What this boils down to, as two local AI experts have recently highlighted, is that organisations must be able to explain the decisions arrived at by their AI tools.

For example, many organisations now use automated tools to screen job applications and produce a shortlist of candidates. If challenged by someone who felt they had been discriminated against, the organisation would have to demonstrate there were no inbuilt biases in its algorithms.

And just because Australia is not in the EU does not mean that Australian organisations will be able to ignore the requirements of the GDPR.

“The GDPR will require all organisations making decisions using AI or data science to explain their decisions.”

Habib Baluwala, newly appointed data scientist at Auckland-based consultancy Soltius, said the GDPR would require all organisations making decisions using AI or data science to explain their decisions, and that organisations dealing with international clients based in the EU would need to comply with the GDPR’s regulations and provide transparency for algorithms used in making decisions.

His views were echoed by Australian Richard Kimber, speaking at the launch of his new company Daisee, which uses AI to help businesses identify peaks and troughs in supply and demand, amongst other things.

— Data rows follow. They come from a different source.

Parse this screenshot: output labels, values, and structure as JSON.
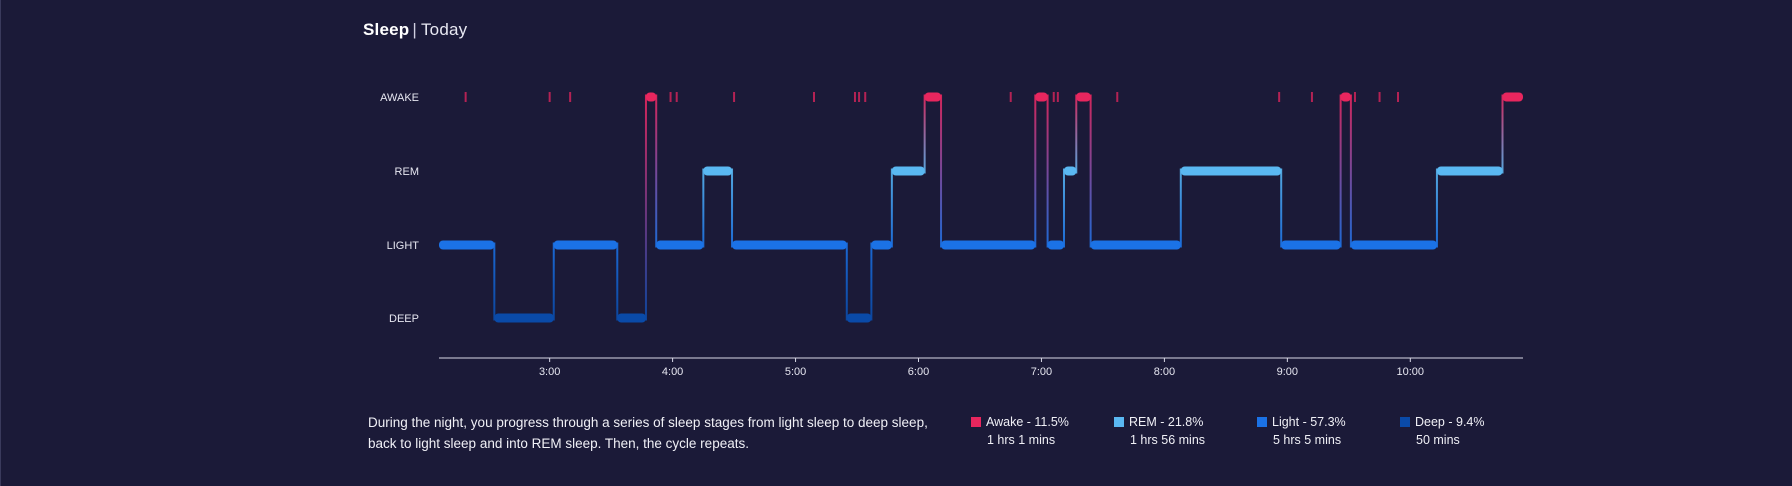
{
  "header": {
    "title": "Sleep",
    "separator": "|",
    "period": "Today"
  },
  "chart_data": {
    "type": "line",
    "title": "Sleep | Today",
    "stages": [
      "AWAKE",
      "REM",
      "LIGHT",
      "DEEP"
    ],
    "x_range": [
      "2:06",
      "10:55"
    ],
    "x_ticks": [
      "3:00",
      "4:00",
      "5:00",
      "6:00",
      "7:00",
      "8:00",
      "9:00",
      "10:00"
    ],
    "grid": false,
    "colors": {
      "AWAKE": "#e8265e",
      "REM": "#5ab8f2",
      "LIGHT": "#1b72e6",
      "DEEP": "#0a4aa8"
    },
    "hypnogram": [
      {
        "stage": "LIGHT",
        "start": "2:06",
        "end": "2:33"
      },
      {
        "stage": "DEEP",
        "start": "2:33",
        "end": "3:02"
      },
      {
        "stage": "LIGHT",
        "start": "3:02",
        "end": "3:33"
      },
      {
        "stage": "DEEP",
        "start": "3:33",
        "end": "3:47"
      },
      {
        "stage": "AWAKE",
        "start": "3:47",
        "end": "3:52"
      },
      {
        "stage": "LIGHT",
        "start": "3:52",
        "end": "4:15"
      },
      {
        "stage": "REM",
        "start": "4:15",
        "end": "4:29"
      },
      {
        "stage": "LIGHT",
        "start": "4:29",
        "end": "5:25"
      },
      {
        "stage": "DEEP",
        "start": "5:25",
        "end": "5:37"
      },
      {
        "stage": "LIGHT",
        "start": "5:37",
        "end": "5:47"
      },
      {
        "stage": "REM",
        "start": "5:47",
        "end": "6:03"
      },
      {
        "stage": "AWAKE",
        "start": "6:03",
        "end": "6:11"
      },
      {
        "stage": "LIGHT",
        "start": "6:11",
        "end": "6:57"
      },
      {
        "stage": "AWAKE",
        "start": "6:57",
        "end": "7:03"
      },
      {
        "stage": "LIGHT",
        "start": "7:03",
        "end": "7:11"
      },
      {
        "stage": "REM",
        "start": "7:11",
        "end": "7:17"
      },
      {
        "stage": "AWAKE",
        "start": "7:17",
        "end": "7:24"
      },
      {
        "stage": "LIGHT",
        "start": "7:24",
        "end": "8:08"
      },
      {
        "stage": "REM",
        "start": "8:08",
        "end": "8:57"
      },
      {
        "stage": "LIGHT",
        "start": "8:57",
        "end": "9:26"
      },
      {
        "stage": "AWAKE",
        "start": "9:26",
        "end": "9:31"
      },
      {
        "stage": "LIGHT",
        "start": "9:31",
        "end": "10:13"
      },
      {
        "stage": "REM",
        "start": "10:13",
        "end": "10:45"
      },
      {
        "stage": "AWAKE",
        "start": "10:45",
        "end": "10:55"
      }
    ],
    "brief_awakenings": [
      "2:19",
      "3:00",
      "3:10",
      "3:59",
      "4:02",
      "4:30",
      "5:09",
      "5:29",
      "5:31",
      "5:34",
      "6:45",
      "7:06",
      "7:08",
      "7:37",
      "8:56",
      "9:12",
      "9:33",
      "9:45",
      "9:54"
    ]
  },
  "description": "During the night, you progress through a series of sleep stages from light sleep to deep sleep, back to light sleep and into REM sleep. Then, the cycle repeats.",
  "legend": [
    {
      "label": "Awake - 11.5%",
      "duration": "1 hrs 1 mins",
      "color": "#e8265e",
      "icon": "square"
    },
    {
      "label": "REM - 21.8%",
      "duration": "1 hrs 56 mins",
      "color": "#5ab8f2",
      "icon": "square"
    },
    {
      "label": "Light - 57.3%",
      "duration": "5 hrs 5 mins",
      "color": "#1b72e6",
      "icon": "square"
    },
    {
      "label": "Deep - 9.4%",
      "duration": "50 mins",
      "color": "#0a4aa8",
      "icon": "square"
    }
  ]
}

Kimber described AI as “part art, part science” saying “regulators are getting more and more interested in this because they don’t want black box solutions where you can’t say why a customer was rejected for a loan or why someone was turned down for the job. The GDPR will require AI systems to be explainable.”

He said Daisee was working to “minimise the art and maximise the science so the answers are replicable, particularly when you need to be able to explain the result.”